There's a reason that the Cookbooks are often the best selling part of the OReilly technical book catalog. People want solutions, and they want them now. The recipe, or cookbook section of your document should provide cut-and-paste best-practice solutions to common problems. They should be accompanied by an explanation, but you should understand that most of the cookbook users will cut and paste the solution, and that'll be the end of it for them.

A large part of your audience only cares about solving their immediate problem, because that's all they're getting paid to do, and you need to understand that this is a perfectly legitimate need. When you assemble your new Ikea desk, you don't care why a particular screw size was selected, you just want the instructions, and you expect them to work.

So it's critical that examples have been tested. No matter how trivial an example is, you must test it and make sure it does the expected thing. Many frustrating hours have been spent trying to figure out why an example in the docs doesn't work, when a few minutes of testing would have revealed that a colon should have been a semicolon.

Recipes should also promote the best practice, not merely the simplest or fastest solution. And never tell them how not to do it, because they'll just cut and paste that, and then be in a worse fix than when they started.

One of my favorite websites is "There, I Fixed It", which showcases the ingenuity of people who solve problems without giving much thought to the possible ramifications of their solution - they just want to solve the problem!

Error messages

Yes, error messages are documentation, too. Helpful error messages which actually point to the solution save countless hours of hunting and frustration.

Consider these two error messages:



Access forbidden by file permissions. (ERRNO 03425)

The first is alarming, but unhelpful, and will require a great deal of poking around to figure out why it was forbidden. The second tells you that it has to do with file permissions, and has the added benefit of an error number which you can Google for the many articles that detail how to fix the problem.


This entire line of thought came out of years of enduring technical support channels - IRC, email, formal documentation, Usenet, and much more.

We, those who Hold The Answers, seem to want to make it hard for the new guy. After all, we walked uphill in the snow to school, and back, with bare feet. We figure out how to do this by reading the code and experimenting. Why should we make it any easier for these kids? They should be made to earn it, same as we did, right?

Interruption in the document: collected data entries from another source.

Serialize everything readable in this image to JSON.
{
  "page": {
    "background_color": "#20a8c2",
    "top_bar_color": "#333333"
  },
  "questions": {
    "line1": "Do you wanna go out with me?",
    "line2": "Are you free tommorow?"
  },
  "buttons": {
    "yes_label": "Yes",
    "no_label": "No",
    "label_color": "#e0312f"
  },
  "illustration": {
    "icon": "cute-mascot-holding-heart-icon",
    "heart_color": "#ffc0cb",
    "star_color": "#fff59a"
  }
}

The the technology world is getting more complicated every day. The things that you're expected to know grow all the time, and nobody can be an expert in everything. Expecting that everyone do all of their homework and ask "smart questions" is not merely unreasonable, it's becoming impossible.

Compassionate tech support, and better documentation, is the only way for people to effectively use your software. And, if they can't get their answers in a reasonable amount of time, they'll use a different solution that has a better paved onramp.

Years ago, Larry Wall, the creator of the Perl language and father of that community, gave a talk about the three virtues of a programmer - Laziness, Impatience, and Hubris. It is well worth reading, but it must be remembered that these are the virtues of a programmer, in their role as a programmer, relating to a computer. As a person, relating to other people, he said in his address at the same conference the following year, Diligence, Patience, and Humility are the three virtues we should aspire to.

In helping people with their technical problems, impatience is perceived as arrogance. "My time is more important than your problem." Hubris is perceived as belittling. And laziness? Well, that's just laziness.

Being patient and kind, helping people move at their own pace, even when it feels slow, is perceived as respect. Welcoming people at whatever level are, and patiently helping them move to the next level, is how you build your community.

Don't make people feel stupid: This must be a core goal.

Even if everyone else in the world is a jerk, you don't have to be.